I don't understand how to do this or which formulas to use.
A little league team has 15 players.
How many ways are there to select 9 players for the starting lineup and a batting order for the 9 starters?
I don't understand how to do this or which formulas to use.
A little league team has 15 players.
How many ways are there to select 9 players for the starting lineup and a batting order for the 9 starters?
Well, I think the book's answer may be wrong on this one. Here is my solution. Is this correct?
(15 choose 9) x 9! = 181681894400
"15 choose 9" represents the number of ways you can pick 9 players from the 15 on the roster, and 9! represents the possible ordered lineups. I multiplied them together because because we are matching one set of outcomes to the other set of outcomes.
Hi yvonnehr!
To select 9 players out of 15 there are $\displaystyle \begin{pmatrix} 15\\ 9 \end{pmatrix}$ different ways.
After that there are 9 players and nine different positions (1,2,3,4...,8,9).
There are 9! ways tochoose the batting order.

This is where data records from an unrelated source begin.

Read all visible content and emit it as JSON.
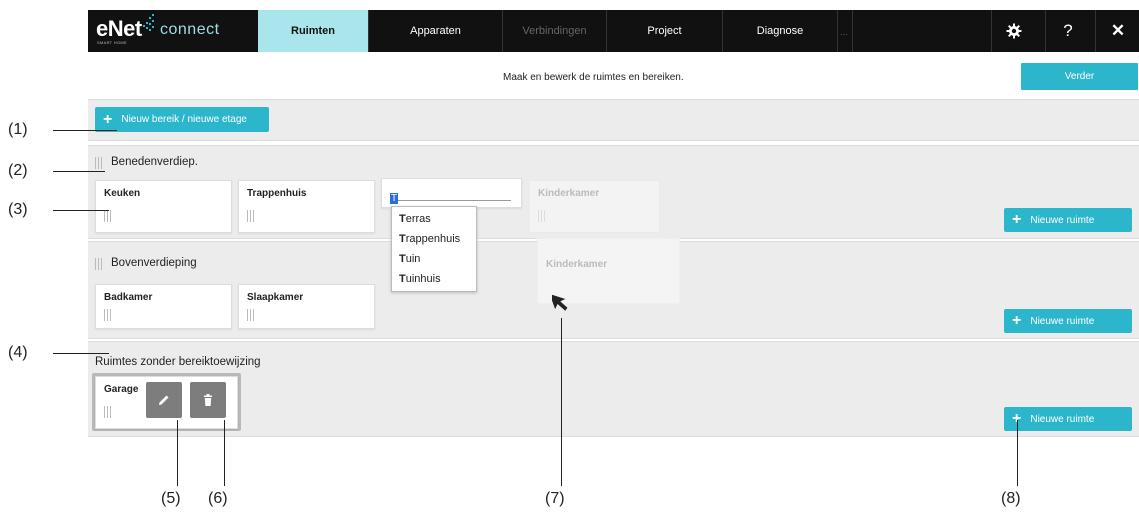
{
  "app": {
    "brand_e": "eNet",
    "brand_connect": "connect",
    "brand_sub": "SMART HOME"
  },
  "tabs": [
    {
      "label": "Ruimten",
      "state": "active"
    },
    {
      "label": "Apparaten",
      "state": "normal"
    },
    {
      "label": "Verbindingen",
      "state": "disabled"
    },
    {
      "label": "Project",
      "state": "normal"
    },
    {
      "label": "Diagnose",
      "state": "normal"
    },
    {
      "label": "...",
      "state": "more"
    }
  ],
  "toolbar": {
    "settings_icon": "gear-icon",
    "help_label": "?",
    "close_label": "✕"
  },
  "info": {
    "text": "Maak en bewerk de ruimtes en bereiken.",
    "next_label": "Verder"
  },
  "new_area_button": "Nieuw bereik / nieuwe etage",
  "groups": [
    {
      "title": "Benedenverdiep.",
      "rooms": [
        "Keuken",
        "Trappenhuis"
      ],
      "ghost_room": "Kinderkamer",
      "new_room_label": "Nieuwe ruimte"
    },
    {
      "title": "Bovenverdieping",
      "rooms": [
        "Badkamer",
        "Slaapkamer"
      ],
      "new_room_label": "Nieuwe ruimte"
    },
    {
      "title": "Ruimtes zonder bereiktoewijzing",
      "rooms": [
        "Garage"
      ],
      "new_room_label": "Nieuwe ruimte"
    }
  ],
  "edit_input": {
    "value": "T"
  },
  "suggestions": [
    {
      "bold": "T",
      "rest": "erras"
    },
    {
      "bold": "T",
      "rest": "rappenhuis"
    },
    {
      "bold": "T",
      "rest": "uin"
    },
    {
      "bold": "T",
      "rest": "uinhuis"
    }
  ],
  "dragging_card": "Kinderkamer",
  "callouts": [
    "(1)",
    "(2)",
    "(3)",
    "(4)",
    "(5)",
    "(6)",
    "(7)",
    "(8)"
  ],
  "colors": {
    "accent": "#2cb6cc",
    "active_tab": "#a8e6ec",
    "topbar": "#111111",
    "panel": "#ececec"
  }
}
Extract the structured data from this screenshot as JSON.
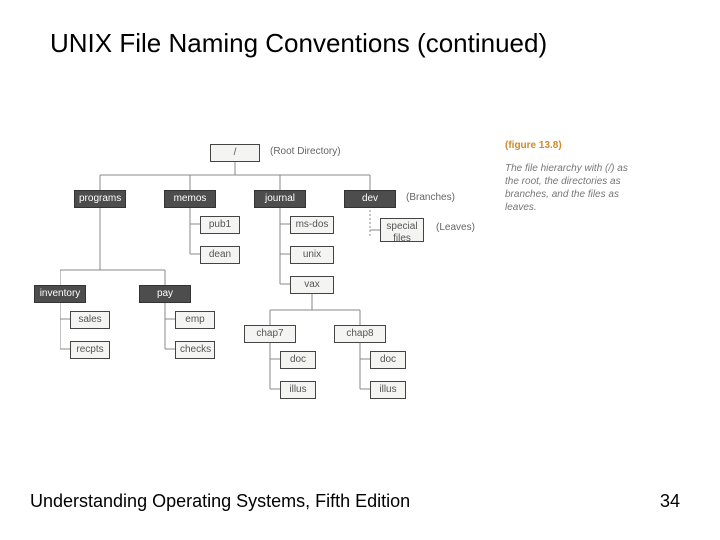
{
  "slide": {
    "title": "UNIX File Naming Conventions (continued)",
    "footer_left": "Understanding Operating Systems, Fifth Edition",
    "page_number": "34"
  },
  "figure": {
    "ref": "(figure 13.8)",
    "caption": "The file hierarchy with (/) as the root, the directories as branches, and the files as leaves.",
    "root_annot": "(Root Directory)",
    "branches_annot": "(Branches)",
    "leaves_annot": "(Leaves)"
  },
  "tree": {
    "root": "/",
    "level1": {
      "programs": "programs",
      "memos": "memos",
      "journal": "journal",
      "dev": "dev"
    },
    "memos_children": {
      "pub1": "pub1",
      "dean": "dean"
    },
    "journal_children": {
      "msdos": "ms-dos",
      "unix": "unix",
      "vax": "vax"
    },
    "dev_children": {
      "special": "special files"
    },
    "programs_children": {
      "inventory": "inventory",
      "pay": "pay"
    },
    "inventory_children": {
      "sales": "sales",
      "recpts": "recpts"
    },
    "pay_children": {
      "emp": "emp",
      "checks": "checks"
    },
    "vax_children": {
      "chap7": "chap7",
      "chap8": "chap8"
    },
    "chap7_children": {
      "doc": "doc",
      "illus": "illus"
    },
    "chap8_children": {
      "doc": "doc",
      "illus": "illus"
    }
  }
}
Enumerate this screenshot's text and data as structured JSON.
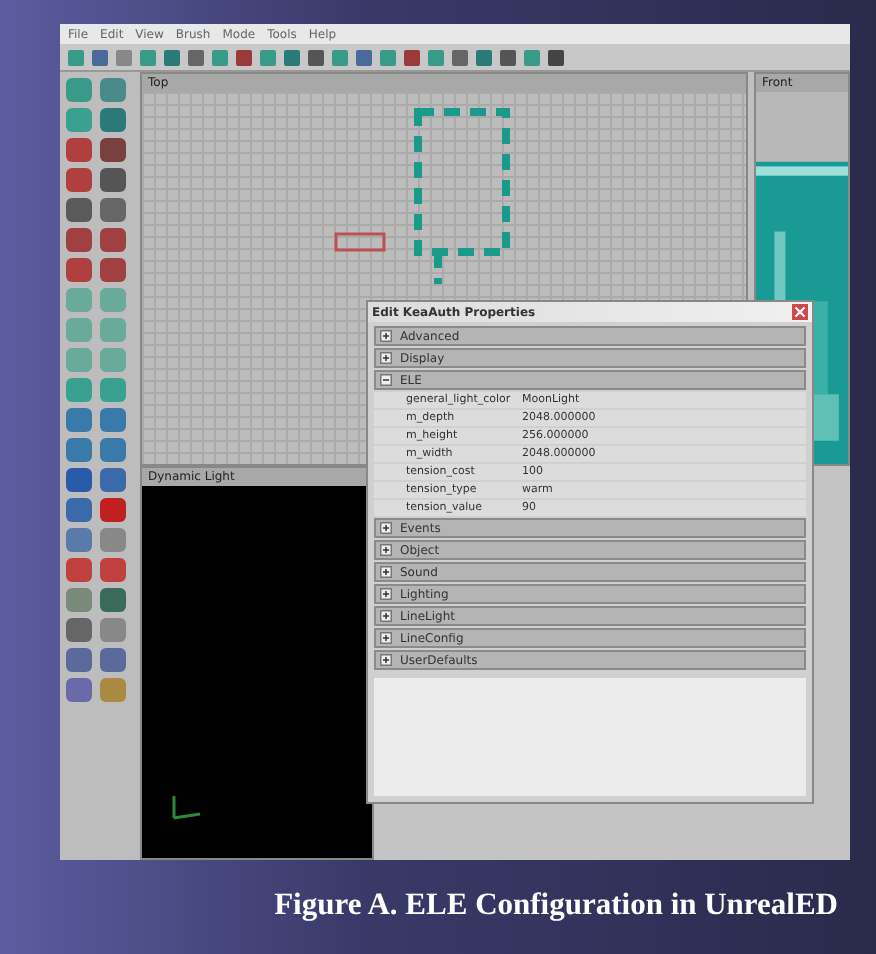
{
  "menu_bar": [
    "File",
    "Edit",
    "View",
    "Brush",
    "Mode",
    "Tools",
    "Help"
  ],
  "viewports": [
    {
      "title": "Top",
      "kind": "grid"
    },
    {
      "title": "Front",
      "kind": "render"
    },
    {
      "title": "Dynamic Light",
      "kind": "dark"
    }
  ],
  "properties_window": {
    "title": "Edit KeaAuth Properties",
    "categories": [
      {
        "label": "Advanced",
        "expanded": false
      },
      {
        "label": "Display",
        "expanded": false
      },
      {
        "label": "ELE",
        "expanded": true,
        "children": [
          {
            "name": "general_light_color",
            "value": "MoonLight"
          },
          {
            "name": "m_depth",
            "value": "2048.000000"
          },
          {
            "name": "m_height",
            "value": "256.000000"
          },
          {
            "name": "m_width",
            "value": "2048.000000"
          },
          {
            "name": "tension_cost",
            "value": "100"
          },
          {
            "name": "tension_type",
            "value": "warm"
          },
          {
            "name": "tension_value",
            "value": "90"
          }
        ]
      },
      {
        "label": "Events",
        "expanded": false
      },
      {
        "label": "Object",
        "expanded": false
      },
      {
        "label": "Sound",
        "expanded": false
      },
      {
        "label": "Lighting",
        "expanded": false
      },
      {
        "label": "LineLight",
        "expanded": false
      },
      {
        "label": "LineConfig",
        "expanded": false
      },
      {
        "label": "UserDefaults",
        "expanded": false
      }
    ]
  },
  "caption": "Figure A. ELE Configuration in UnrealED"
}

So the solution of this problem is
$\displaystyle \begin{pmatrix} 15 \\ 9 \end{pmatrix}*9!$
regards
Rapha
Edit:
Yes, that sounds good.
By the way what is the book's answer?
Are there two questions here? If you start by selecting 9 players for the starting lineup and don't care about their batting order, there are 15!/(6!*9!) = 5005 combinations. Then, once you start caring about batting order, there are 15!/6! = 1816214400 permutations.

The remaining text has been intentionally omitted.